小酒窝在事务所上空漂浮一阵没发现有意思的事,想要离开时被灵幻叫住问能不能操纵植物。
“操纵是指?”
“我家的盆栽半死不活,你能让它看起来精神点长几片新叶子什么的吗?毕竟你们都是绿色的。”
“不要把本大爷当作免费的肥料啦!芹泽好像有个熟人很擅长照顾植物,你叫芹泽把他介绍给你。对了,芹泽呢?”
灵幻于是说芹泽为了攒钱上专门学校,每周两天还要打另一份工,又说绝不是因为这里工资太低,是因为那份工作对申请有帮助,是他介绍芹泽去的,就像龙套来得少了也不是因为工资低,是他叫龙套好好享受青春。小酒窝对事务所的员工排班毫无兴趣,也不想被当作免费劳力,在灵幻说到一半时已经飞出窗外。
灵幻陆续又见过几次律,不管是单独相处还是在人群中,他完全是由“普通的中学生”的概念化作的实体。

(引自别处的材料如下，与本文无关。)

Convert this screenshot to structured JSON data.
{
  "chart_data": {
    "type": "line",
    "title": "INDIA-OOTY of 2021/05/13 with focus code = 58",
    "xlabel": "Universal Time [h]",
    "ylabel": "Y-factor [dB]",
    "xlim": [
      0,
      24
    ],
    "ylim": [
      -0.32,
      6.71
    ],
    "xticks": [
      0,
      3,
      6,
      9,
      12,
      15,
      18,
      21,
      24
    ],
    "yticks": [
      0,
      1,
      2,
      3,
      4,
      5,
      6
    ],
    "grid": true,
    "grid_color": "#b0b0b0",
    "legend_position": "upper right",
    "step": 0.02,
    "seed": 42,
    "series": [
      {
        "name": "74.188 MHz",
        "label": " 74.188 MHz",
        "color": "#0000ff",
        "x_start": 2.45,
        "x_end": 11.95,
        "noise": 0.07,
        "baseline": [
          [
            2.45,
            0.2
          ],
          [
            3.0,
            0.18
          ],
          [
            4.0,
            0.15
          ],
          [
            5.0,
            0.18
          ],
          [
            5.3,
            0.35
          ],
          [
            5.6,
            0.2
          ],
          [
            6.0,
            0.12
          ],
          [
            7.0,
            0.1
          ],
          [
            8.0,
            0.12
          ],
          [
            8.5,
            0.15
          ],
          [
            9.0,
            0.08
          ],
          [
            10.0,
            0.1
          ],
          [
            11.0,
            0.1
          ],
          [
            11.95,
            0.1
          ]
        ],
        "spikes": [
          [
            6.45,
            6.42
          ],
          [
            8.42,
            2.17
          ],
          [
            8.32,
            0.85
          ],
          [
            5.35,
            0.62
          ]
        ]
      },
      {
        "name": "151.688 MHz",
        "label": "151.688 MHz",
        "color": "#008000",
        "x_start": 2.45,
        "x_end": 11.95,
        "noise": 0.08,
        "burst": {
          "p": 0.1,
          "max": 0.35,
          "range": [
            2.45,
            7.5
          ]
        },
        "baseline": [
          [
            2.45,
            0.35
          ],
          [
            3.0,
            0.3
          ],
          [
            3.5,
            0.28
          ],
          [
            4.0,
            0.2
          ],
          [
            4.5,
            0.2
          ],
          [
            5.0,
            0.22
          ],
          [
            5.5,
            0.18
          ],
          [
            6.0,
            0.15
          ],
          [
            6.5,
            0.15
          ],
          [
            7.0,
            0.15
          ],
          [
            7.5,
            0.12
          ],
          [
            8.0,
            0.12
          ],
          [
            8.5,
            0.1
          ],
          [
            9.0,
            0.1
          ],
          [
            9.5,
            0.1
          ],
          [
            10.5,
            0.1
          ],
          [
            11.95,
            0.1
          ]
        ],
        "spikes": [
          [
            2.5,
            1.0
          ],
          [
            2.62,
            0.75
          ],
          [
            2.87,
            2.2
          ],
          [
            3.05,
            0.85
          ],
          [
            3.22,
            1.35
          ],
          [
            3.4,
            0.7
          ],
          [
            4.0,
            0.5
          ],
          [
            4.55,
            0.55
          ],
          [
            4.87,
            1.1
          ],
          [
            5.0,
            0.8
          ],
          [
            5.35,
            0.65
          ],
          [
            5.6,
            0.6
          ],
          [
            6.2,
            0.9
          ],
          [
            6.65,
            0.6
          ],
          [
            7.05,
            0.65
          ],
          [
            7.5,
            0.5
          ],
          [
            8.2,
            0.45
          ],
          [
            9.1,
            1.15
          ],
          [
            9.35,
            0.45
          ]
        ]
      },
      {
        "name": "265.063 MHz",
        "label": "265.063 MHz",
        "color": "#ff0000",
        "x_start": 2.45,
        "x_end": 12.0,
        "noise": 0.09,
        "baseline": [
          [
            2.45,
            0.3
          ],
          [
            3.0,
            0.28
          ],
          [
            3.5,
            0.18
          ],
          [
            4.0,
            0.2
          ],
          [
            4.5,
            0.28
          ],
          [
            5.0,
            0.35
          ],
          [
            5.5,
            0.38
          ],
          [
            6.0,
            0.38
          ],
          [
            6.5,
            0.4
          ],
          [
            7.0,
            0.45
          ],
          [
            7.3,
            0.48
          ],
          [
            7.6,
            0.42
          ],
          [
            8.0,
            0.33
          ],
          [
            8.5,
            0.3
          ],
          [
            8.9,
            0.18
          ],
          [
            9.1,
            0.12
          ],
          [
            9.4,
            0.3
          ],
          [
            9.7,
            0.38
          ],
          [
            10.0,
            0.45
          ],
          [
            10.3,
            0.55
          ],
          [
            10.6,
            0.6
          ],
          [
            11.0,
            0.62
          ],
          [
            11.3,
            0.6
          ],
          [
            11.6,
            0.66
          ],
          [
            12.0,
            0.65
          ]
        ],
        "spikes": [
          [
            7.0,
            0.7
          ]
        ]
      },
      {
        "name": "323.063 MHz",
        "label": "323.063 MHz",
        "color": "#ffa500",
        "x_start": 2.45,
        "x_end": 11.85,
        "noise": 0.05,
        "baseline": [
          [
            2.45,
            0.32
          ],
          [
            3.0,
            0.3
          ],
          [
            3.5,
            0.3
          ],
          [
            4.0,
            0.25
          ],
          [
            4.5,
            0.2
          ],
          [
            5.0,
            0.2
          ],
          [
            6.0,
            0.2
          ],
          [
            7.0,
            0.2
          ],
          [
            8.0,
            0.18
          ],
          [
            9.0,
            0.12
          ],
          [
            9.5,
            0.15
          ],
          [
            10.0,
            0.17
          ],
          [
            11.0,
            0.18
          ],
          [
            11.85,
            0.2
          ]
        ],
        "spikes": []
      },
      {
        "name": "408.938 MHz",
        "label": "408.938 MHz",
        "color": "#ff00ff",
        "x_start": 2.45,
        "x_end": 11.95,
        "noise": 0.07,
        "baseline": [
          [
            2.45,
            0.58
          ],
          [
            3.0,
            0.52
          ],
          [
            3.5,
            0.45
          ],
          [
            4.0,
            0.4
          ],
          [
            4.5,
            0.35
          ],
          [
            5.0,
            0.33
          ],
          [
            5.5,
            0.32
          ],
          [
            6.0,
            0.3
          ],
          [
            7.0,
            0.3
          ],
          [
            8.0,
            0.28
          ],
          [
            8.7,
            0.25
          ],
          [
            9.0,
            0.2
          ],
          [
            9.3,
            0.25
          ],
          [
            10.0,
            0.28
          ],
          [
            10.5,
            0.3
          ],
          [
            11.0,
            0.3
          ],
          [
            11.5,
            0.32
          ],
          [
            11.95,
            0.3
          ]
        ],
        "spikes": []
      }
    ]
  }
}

灵幻总觉得现在的律比站在天台边缘时更为摇摇欲坠,轻轻一碰就会摔得粉身碎骨。要解决他的问题比预想的更困难。在灵幻过去的经验中,总是别人迎上来将千疮百孔的精神兜底翻出,于是他悉心修补再倾注关爱,对方积蓄能量重新前进。律拒绝靠近拒绝交流,意外暴露的伤口被加倍仔细掩盖然后溃烂。
并非毫无进展,因为灵幻头脑灵活又能说会道,多少可以从旁人处探听一点消息,只是在律本人的态度面前一切都苍白无力。这个年纪的小孩,不是成绩也不是同学间的人际关系,又会因为什么痛苦到不得不消抹自己存在的程度?

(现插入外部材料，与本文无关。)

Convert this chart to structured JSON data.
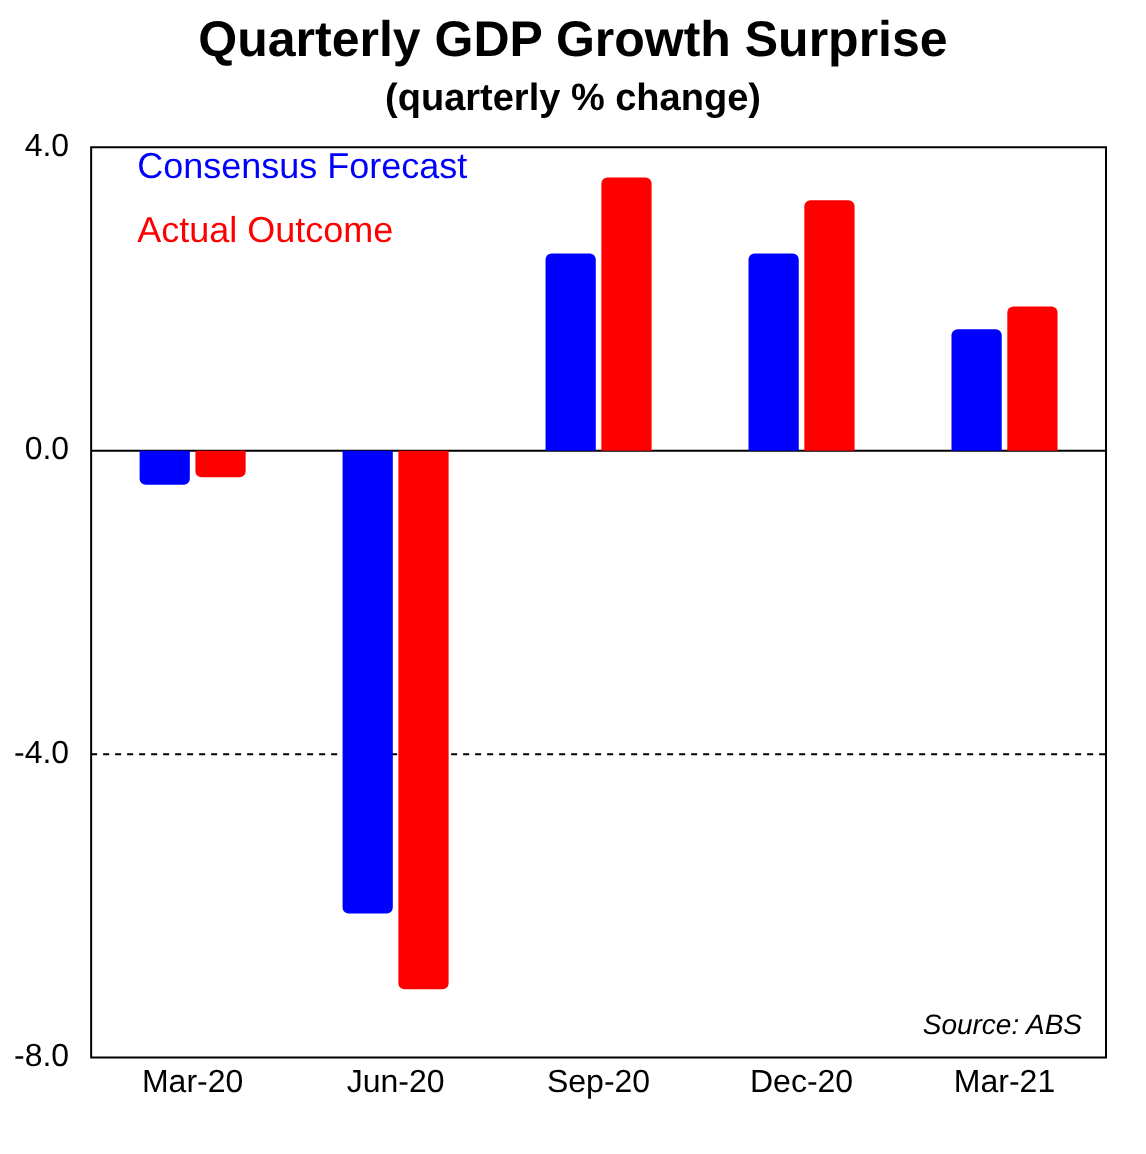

十五岁,自己十五岁的时候在想什么?黑板上的公式,周日的电视节目,空无一人的放学路。灵幻搅动吸管,杯底的气泡连同学生时代的碎片一起上浮。唯有那时的心情无论如何也想不起来。他有太多事情要处理,脑力几近超载,于是不重要的东西统统都置于意识深处。再说他也不是律,探究自己的内心对理解别人的想法并没有帮助,他决定就此打住不再细想。
影山律再次上门时已经穿上高中制服。
开门的瞬间潮湿的土腥气混合淡淡的霉味扑面而来。影山律浑身湿透大口喘气,雨水沿着簇新的西装下摆一滴滴落下。
灵幻被律的样子惊到,从椅子上一跃而起。
“灵幻先生,您在打听我的事情吗?因为很恶心可以不要再这么做了吗?”
“诶?你在说什么?你是跑来的吗?总之我先去给你拿块毛巾……”
律向前一步挡在灵幻面前不让他离开。几乎是一字一顿,他又重复一遍,“可以请您不要这么做吗?”
四目相对,灵幻一瞬间想要移开视线,终归是忍住了。
“嘛,我大概是有向龙套还有其他人问起你的事情,因为我很担心你啊。”他也说不清这份迫切想要拯救律的冲动来自何处,但是经过多年训练,在不同场合做出正确应对已经是脊髓反射。随口给的理由被语言固定,说出的同时又被听觉重新带回脑中,一套流程下来灵幻自己也深信不疑了。他镇定下来,吸口气继续说,“对,因为我很担心你。你啊,正在经历什么很痛苦的事情吧。”
影山律低头,濡湿的头发挡住眼睛。
“律的头脑很好,不管什么问题都能自己一个人轻松解决,这点非常厉害。不过啊,不知道该怎么办,无论如何也没办法继续的时候,坦率地求助也是一种宝贵的才能哦。世界上所有人都有不得不依靠别人的时候,这是非常正常的事情。我只是想帮你。讨厌我的话,向朋友,向父母,向龙套,向任何你相信的人求助,告诉他们你很难受希望获得他们的帮助。他们一定不会拒绝,反而会因为被你需要而开心。我知道这么做很难,但是就这一次,相信我好不好?”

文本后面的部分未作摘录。